援助行動に関しては、他人がそばにいるときは責任の分散が起きる傍観者効果が働くため、「誰かが助けるだろう」と考え、自分が助けるのを躊躇してしまいます。
そのため、もし自分が援助を求める側になったときは、不特定の誰かに助けを求めるのではなく、誰か1人に的を絞って助けを求めたほうがいいのです。
騒音が大きな場所では、そうでない場所より援助行動が出にくいという実験もあるため注意が必要です。


援助行動の抑制効果としては、交通事故が起きたような緊急事態であったとしても、そこで誰も動こうとしない場合、緊急性はないと判断したり、自分だけ人と違う行動をすると目立って恥ずかしい、といった判断が働きます。

また、援助の返報性という心理効果もあり、一般的に、自分を援助してくれた人には援助をためらわないというものです。
人は、他者から受けた行為を相手に返すという返報性のルールをもっているからです。
これは集団レベルでも見られます。
たとえば、日本が災害に見舞われた際、「かつて自国を援助してくれた」という理由でさまざまな国から援助が寄せられるのも、それにあたります。

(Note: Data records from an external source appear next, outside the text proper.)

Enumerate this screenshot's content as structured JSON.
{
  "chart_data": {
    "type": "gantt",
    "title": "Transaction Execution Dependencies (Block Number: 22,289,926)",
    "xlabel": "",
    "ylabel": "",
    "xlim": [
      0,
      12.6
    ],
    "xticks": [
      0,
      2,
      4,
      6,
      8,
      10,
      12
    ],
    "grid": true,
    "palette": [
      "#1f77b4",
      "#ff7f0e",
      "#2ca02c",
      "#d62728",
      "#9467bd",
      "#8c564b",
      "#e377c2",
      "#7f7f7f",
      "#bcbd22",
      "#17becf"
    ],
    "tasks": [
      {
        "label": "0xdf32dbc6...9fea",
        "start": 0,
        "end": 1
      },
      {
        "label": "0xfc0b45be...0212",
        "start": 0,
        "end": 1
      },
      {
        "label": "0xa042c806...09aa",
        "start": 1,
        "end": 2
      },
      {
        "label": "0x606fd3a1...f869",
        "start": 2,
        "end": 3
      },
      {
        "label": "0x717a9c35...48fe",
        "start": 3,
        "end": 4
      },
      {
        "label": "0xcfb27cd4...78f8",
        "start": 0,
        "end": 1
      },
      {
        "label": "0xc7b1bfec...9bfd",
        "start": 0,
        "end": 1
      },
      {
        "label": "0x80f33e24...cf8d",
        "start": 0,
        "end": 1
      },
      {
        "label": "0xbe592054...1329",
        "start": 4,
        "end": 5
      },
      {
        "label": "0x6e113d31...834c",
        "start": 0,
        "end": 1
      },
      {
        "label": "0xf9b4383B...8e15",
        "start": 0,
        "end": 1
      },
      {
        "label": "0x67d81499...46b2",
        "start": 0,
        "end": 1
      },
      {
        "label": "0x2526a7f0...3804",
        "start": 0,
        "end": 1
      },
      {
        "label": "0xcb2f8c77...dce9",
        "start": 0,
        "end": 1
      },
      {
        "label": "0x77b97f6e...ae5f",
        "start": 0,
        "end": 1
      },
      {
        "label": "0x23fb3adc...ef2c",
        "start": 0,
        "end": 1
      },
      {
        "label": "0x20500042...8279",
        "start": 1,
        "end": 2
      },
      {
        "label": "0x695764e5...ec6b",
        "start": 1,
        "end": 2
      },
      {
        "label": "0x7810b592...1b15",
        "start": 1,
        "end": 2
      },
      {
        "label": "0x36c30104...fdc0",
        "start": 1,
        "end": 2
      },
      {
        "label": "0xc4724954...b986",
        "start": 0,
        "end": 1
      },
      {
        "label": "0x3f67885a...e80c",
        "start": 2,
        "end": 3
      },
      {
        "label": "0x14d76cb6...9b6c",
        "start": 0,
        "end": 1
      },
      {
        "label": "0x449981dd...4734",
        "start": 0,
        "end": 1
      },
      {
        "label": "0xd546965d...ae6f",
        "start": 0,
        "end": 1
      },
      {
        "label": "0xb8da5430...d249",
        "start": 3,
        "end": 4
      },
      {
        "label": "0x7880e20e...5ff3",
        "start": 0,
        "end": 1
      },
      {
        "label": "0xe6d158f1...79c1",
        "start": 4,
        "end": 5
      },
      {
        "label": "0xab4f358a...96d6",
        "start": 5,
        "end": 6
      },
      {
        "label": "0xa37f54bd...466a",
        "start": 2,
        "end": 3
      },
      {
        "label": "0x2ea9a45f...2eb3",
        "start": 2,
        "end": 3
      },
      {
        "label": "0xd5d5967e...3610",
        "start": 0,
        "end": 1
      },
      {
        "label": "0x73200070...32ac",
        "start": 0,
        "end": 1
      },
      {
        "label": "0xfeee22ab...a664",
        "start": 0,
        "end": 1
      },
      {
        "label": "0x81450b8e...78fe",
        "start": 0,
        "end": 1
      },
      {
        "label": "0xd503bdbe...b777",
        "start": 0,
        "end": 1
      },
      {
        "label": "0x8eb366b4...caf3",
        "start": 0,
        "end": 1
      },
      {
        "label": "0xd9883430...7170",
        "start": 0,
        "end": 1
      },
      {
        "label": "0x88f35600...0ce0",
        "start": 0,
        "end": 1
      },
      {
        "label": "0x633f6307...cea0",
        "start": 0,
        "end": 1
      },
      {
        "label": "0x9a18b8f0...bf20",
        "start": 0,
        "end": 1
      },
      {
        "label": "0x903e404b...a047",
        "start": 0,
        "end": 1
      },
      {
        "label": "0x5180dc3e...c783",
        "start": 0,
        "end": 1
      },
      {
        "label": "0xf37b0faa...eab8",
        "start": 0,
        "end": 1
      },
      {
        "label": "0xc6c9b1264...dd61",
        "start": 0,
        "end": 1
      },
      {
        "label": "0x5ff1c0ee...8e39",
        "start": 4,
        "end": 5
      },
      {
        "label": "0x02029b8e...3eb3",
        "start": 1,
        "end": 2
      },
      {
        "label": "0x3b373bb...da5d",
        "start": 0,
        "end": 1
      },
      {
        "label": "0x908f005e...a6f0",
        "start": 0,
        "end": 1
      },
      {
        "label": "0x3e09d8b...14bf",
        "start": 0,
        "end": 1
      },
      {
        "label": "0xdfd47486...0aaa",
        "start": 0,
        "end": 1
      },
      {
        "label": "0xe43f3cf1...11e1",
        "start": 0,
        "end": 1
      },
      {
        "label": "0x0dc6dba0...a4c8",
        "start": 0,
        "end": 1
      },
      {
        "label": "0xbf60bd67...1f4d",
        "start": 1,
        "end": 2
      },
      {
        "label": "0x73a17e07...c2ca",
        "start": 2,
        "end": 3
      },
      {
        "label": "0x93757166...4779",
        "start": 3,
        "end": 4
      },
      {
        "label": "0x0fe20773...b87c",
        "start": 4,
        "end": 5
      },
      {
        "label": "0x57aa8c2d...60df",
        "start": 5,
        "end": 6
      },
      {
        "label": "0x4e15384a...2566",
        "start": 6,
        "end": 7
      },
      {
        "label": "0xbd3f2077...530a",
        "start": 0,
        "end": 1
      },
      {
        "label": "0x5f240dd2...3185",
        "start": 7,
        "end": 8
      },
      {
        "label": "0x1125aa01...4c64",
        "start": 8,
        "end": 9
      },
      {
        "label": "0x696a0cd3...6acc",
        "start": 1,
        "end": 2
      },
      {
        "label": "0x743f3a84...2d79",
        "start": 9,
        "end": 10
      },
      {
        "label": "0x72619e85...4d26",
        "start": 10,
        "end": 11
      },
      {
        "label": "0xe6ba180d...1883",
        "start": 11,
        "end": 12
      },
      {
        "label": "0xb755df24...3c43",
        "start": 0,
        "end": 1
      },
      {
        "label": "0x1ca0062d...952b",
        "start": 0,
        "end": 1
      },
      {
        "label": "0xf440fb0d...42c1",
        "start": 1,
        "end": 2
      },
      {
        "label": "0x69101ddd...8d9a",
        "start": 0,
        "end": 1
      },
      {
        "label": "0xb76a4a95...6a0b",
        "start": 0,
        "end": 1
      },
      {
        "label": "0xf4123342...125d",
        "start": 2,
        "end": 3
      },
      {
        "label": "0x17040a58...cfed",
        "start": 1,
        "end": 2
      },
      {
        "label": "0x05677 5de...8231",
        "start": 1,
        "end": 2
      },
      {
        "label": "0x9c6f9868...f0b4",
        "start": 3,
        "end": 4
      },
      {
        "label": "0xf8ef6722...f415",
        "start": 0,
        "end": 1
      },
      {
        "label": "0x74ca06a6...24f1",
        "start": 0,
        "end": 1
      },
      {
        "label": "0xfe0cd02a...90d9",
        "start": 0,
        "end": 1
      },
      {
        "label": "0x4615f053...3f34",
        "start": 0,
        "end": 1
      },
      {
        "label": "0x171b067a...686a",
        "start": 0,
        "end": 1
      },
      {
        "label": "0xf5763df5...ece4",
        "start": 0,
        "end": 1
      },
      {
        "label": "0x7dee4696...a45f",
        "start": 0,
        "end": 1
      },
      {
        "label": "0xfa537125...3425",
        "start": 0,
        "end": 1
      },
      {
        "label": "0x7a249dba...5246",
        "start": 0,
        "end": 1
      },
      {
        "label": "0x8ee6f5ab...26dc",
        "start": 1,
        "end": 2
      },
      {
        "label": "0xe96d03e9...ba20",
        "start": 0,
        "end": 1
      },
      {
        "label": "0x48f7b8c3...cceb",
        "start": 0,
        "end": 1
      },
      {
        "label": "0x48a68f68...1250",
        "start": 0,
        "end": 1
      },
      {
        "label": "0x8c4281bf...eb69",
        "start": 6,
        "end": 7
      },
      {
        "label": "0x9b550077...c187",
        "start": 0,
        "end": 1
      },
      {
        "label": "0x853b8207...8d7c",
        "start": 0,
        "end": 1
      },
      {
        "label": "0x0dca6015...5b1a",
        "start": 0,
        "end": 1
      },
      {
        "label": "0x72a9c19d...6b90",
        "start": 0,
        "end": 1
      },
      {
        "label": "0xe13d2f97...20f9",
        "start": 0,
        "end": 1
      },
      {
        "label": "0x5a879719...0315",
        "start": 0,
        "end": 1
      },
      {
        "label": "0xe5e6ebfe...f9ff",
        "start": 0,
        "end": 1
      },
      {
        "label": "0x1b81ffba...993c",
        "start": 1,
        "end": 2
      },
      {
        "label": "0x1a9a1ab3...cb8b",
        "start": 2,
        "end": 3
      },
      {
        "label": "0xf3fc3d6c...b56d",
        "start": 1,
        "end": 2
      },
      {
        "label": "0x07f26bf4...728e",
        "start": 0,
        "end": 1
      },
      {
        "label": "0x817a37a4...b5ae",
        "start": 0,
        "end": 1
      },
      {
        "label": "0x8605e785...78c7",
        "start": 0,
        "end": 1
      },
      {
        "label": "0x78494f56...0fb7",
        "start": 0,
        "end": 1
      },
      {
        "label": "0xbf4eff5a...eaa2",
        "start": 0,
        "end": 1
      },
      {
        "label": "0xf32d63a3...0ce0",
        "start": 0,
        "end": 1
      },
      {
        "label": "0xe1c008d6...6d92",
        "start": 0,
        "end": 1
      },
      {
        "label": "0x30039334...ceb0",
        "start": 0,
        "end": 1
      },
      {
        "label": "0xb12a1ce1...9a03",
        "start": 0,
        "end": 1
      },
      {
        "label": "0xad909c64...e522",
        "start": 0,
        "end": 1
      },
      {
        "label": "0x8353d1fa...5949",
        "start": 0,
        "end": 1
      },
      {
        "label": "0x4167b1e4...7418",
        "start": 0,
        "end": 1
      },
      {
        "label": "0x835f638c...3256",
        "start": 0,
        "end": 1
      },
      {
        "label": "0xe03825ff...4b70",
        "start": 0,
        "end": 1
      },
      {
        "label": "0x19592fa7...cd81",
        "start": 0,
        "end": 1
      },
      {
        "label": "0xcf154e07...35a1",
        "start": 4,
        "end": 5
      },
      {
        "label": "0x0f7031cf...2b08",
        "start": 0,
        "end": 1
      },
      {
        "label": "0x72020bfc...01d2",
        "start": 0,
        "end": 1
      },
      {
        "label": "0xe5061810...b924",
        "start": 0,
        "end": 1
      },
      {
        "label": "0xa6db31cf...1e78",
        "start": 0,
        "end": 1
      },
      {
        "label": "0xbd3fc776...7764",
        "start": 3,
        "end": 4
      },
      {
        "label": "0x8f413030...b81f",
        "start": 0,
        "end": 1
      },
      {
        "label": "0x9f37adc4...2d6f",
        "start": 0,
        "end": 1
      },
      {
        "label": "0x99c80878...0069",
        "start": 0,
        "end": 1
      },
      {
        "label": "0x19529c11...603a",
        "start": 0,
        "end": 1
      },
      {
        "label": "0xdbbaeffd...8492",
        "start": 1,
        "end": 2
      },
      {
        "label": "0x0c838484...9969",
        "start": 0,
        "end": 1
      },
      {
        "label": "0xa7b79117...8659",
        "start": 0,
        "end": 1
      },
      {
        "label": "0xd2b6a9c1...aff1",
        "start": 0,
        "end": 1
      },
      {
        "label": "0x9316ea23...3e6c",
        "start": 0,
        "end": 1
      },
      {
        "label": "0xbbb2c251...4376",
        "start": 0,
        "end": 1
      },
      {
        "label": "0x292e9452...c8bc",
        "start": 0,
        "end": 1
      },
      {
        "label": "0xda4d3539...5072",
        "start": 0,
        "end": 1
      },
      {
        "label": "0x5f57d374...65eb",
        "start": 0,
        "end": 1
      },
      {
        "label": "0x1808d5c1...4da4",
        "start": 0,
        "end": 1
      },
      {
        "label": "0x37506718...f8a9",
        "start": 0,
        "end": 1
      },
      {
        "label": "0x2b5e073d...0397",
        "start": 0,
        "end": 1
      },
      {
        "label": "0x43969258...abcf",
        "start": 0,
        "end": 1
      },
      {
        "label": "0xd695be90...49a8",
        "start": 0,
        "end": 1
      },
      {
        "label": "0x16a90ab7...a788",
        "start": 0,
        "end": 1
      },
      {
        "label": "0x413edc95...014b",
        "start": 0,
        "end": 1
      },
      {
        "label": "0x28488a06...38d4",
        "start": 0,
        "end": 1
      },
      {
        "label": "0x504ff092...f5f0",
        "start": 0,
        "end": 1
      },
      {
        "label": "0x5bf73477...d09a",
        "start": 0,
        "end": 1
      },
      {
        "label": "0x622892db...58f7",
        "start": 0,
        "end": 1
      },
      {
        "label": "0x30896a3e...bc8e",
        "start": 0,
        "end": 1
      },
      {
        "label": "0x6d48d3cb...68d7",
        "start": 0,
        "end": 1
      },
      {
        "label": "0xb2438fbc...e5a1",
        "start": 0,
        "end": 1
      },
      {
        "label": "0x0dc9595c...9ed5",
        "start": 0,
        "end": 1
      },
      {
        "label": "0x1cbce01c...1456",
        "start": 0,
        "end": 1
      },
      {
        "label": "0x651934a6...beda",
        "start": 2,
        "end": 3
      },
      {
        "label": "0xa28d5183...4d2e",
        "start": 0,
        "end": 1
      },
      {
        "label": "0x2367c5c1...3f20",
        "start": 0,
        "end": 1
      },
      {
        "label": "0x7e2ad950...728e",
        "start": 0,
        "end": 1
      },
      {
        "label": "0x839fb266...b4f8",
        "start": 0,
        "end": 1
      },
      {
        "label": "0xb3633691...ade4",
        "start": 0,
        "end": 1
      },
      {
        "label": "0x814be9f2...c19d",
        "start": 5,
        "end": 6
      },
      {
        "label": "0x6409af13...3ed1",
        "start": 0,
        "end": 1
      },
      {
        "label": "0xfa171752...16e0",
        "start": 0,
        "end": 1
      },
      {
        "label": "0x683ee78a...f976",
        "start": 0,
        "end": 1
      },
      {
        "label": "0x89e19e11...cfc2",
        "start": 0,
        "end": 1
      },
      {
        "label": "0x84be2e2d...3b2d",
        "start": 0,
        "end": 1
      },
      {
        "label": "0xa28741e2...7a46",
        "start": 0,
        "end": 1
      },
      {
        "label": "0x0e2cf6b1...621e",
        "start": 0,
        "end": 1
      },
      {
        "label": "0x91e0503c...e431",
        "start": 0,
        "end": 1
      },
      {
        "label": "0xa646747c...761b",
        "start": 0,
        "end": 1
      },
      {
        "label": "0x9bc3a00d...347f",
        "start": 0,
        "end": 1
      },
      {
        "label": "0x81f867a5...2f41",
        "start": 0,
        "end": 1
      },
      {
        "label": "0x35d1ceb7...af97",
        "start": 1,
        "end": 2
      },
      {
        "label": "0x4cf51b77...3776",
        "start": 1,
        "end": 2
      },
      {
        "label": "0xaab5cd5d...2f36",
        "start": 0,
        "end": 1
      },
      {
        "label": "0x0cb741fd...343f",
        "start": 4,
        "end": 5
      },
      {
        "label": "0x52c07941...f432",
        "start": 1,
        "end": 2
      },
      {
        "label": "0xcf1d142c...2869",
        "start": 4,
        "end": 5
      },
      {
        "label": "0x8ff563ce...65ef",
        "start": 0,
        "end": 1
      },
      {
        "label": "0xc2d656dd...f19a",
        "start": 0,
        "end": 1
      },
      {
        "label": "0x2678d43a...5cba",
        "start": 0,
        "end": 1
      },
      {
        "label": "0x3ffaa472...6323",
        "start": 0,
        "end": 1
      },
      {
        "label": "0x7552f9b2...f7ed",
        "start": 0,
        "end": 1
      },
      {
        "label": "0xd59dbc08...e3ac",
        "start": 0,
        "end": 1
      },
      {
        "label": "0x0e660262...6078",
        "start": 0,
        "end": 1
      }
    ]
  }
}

あとは、人は機嫌がいいときほど援助行動をしやすいこともわかっています。
このほか、罪悪感を感じているときに援助を頼まれると、積極的に行動を移すという実験結果もあります。

困っている人を助けたいという心は誰しも持っています。
ですが、だからといって必ず助けるとは限らないのです。
これには上記で説明したような心理が働いていたのです。